06 April 2009

Get This!

So, today has been a great day with my little man. He's so adorable & I love his little cooing & I love to watch him look around trying to absorb all the world.

I still wonder in random off-moments what I did to myself, but those are getting less & less. The good news is that I have felt all alone in those thoughts. Well, today on Oprah they were talking openly about motherhood & how everyone has those moments of "what did I get myself into" thinking. Obviously, I do not want to dwell on that type of thinking & I love Will. It just helps to know I'm not a horrible person.

Now, here is a BIG confession, I even have toyed around with the idea of going back to work!! How horrible am I? I was a self-proclaimed SAHM (stay at home mom) since I was born! How could I think about it! Well... I do. I tell myself during the hard times that I'll give it until he's 6 months then reevaluate.

So today I was really thinking what it would be like to be a working mom. I think I would be rushing to be with my baby & absorb all that I can when I have time with him, so that would be a plus. BUT I would be away from him a good chunk of his waketime & I'd miss milestones, negative. I'd get to have some freedom/my own life, plus. I'd have to go to work everyday, negative.

Then, I had to run to the store today for various items & I decided it would be easiest to wait til Cor got home & go solo. It was awkward without my family. (I also hate Shaw's BX, but that's another blog)
Then, I remembered I had the Enlisted Spouse Club meeting (a friend really wanted me to go tonight), Corey really encouraged me to go. I went & was thinking I should be home with my family. While, that is not true, I am allowed to have me time & it's okay to go out. I kept thinking of them & Will's schedule, & if he was crying & all that stuff.

SOO all that to say, while I look at the idea of going back to work, I think it comes down to the fact that the grass is greener. I don't need to go back to work out of financial reasons & Corey prefers me to be the stay-at-home momma.

So I'll keep that reevaluate date, but I think I can get over daydreaming about having a life, because I think it's already gone. It being my old way of life. I'm a new woman.

Did you go back to work? Did you ever daydream about staying at home or going back to work?

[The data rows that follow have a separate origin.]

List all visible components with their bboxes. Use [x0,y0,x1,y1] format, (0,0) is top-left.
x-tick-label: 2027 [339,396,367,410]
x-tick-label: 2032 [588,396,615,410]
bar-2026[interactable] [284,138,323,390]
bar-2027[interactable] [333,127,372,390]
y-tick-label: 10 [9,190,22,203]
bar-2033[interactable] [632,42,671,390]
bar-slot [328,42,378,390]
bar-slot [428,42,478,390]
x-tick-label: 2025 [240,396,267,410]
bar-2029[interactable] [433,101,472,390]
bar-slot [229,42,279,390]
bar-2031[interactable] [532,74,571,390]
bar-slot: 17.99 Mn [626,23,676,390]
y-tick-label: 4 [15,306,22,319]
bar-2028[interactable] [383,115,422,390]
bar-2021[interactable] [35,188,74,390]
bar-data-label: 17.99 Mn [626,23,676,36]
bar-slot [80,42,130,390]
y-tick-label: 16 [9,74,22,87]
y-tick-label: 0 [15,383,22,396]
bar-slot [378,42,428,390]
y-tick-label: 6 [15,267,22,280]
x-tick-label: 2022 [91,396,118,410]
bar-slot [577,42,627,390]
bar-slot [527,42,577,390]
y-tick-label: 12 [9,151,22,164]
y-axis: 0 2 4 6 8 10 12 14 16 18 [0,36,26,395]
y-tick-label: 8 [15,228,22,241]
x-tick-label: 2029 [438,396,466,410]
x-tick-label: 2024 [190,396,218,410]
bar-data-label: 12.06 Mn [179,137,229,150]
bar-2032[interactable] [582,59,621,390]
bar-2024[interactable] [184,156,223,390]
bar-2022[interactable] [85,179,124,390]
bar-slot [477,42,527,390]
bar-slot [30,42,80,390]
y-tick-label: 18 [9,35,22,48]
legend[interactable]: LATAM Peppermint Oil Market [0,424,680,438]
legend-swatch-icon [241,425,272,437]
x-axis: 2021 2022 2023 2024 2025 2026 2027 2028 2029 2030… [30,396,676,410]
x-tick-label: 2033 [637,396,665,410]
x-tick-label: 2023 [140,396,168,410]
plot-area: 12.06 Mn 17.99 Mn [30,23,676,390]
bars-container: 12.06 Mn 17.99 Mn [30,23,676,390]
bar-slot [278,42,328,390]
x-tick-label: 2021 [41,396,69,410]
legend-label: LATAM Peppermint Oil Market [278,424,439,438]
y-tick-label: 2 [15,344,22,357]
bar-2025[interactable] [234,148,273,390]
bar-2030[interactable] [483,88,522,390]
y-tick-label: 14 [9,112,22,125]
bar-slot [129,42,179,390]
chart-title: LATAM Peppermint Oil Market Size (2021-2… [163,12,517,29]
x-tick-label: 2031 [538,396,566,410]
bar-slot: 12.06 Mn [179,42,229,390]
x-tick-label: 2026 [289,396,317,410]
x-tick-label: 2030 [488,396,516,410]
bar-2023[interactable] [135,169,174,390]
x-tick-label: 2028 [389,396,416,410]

p.s. I think my anxiety issues are resurfacing, I'm going to have to talk to my Dr. tomorrow (it's my 6-week check-up, excited to see how much I weigh...). Tonight in the meeting I just thought of Will maybe crying & my heart starting beating like crazy & I got a little sweaty. I chilled out fast, but geesh! Then I realized this actually happens a couple of times a day, although it IS diminishing as he is getting older & I am getting more used to motherhood. okay this could've been another blog. lol.

1 comment:

  1. I was going to call you and tell you to watch Oprah. I liked it at first but then got irritated with the way some women talked about their kids. Everyone is different though. I'm learning. If you feel the need to go back to work then go! Whatever makes you a better Mom is the best decision for everyone. You could always try and see if you are missing too much or you love it. There are days that I think about going back to work, but I can't. I enjoy not having to answer to anyone whenever I want to go some where or do something. I just fill my days with lots of errands and to do's. There are some days I just want to nap and I do. Plus I feel like I can't get enough of her already. Not to mention when we go to the Azores there are little jobs for wives. I'll just join the enlisted spouse club and find other SAHM.

    Stop stressing so much! (easier said than done) It will eventually end and yes, he WILL sleep through the night. After that point, you'll be ready to take on the world, and you'll be less stressed. Until that day, just take it one nap at a time. If you need to, turn up the music or TV so it's not as bad.
    Motherhood does take time. Everyone goes through it. People just need a different perspective. Don't look at what you've lost. Look at what you've gained!!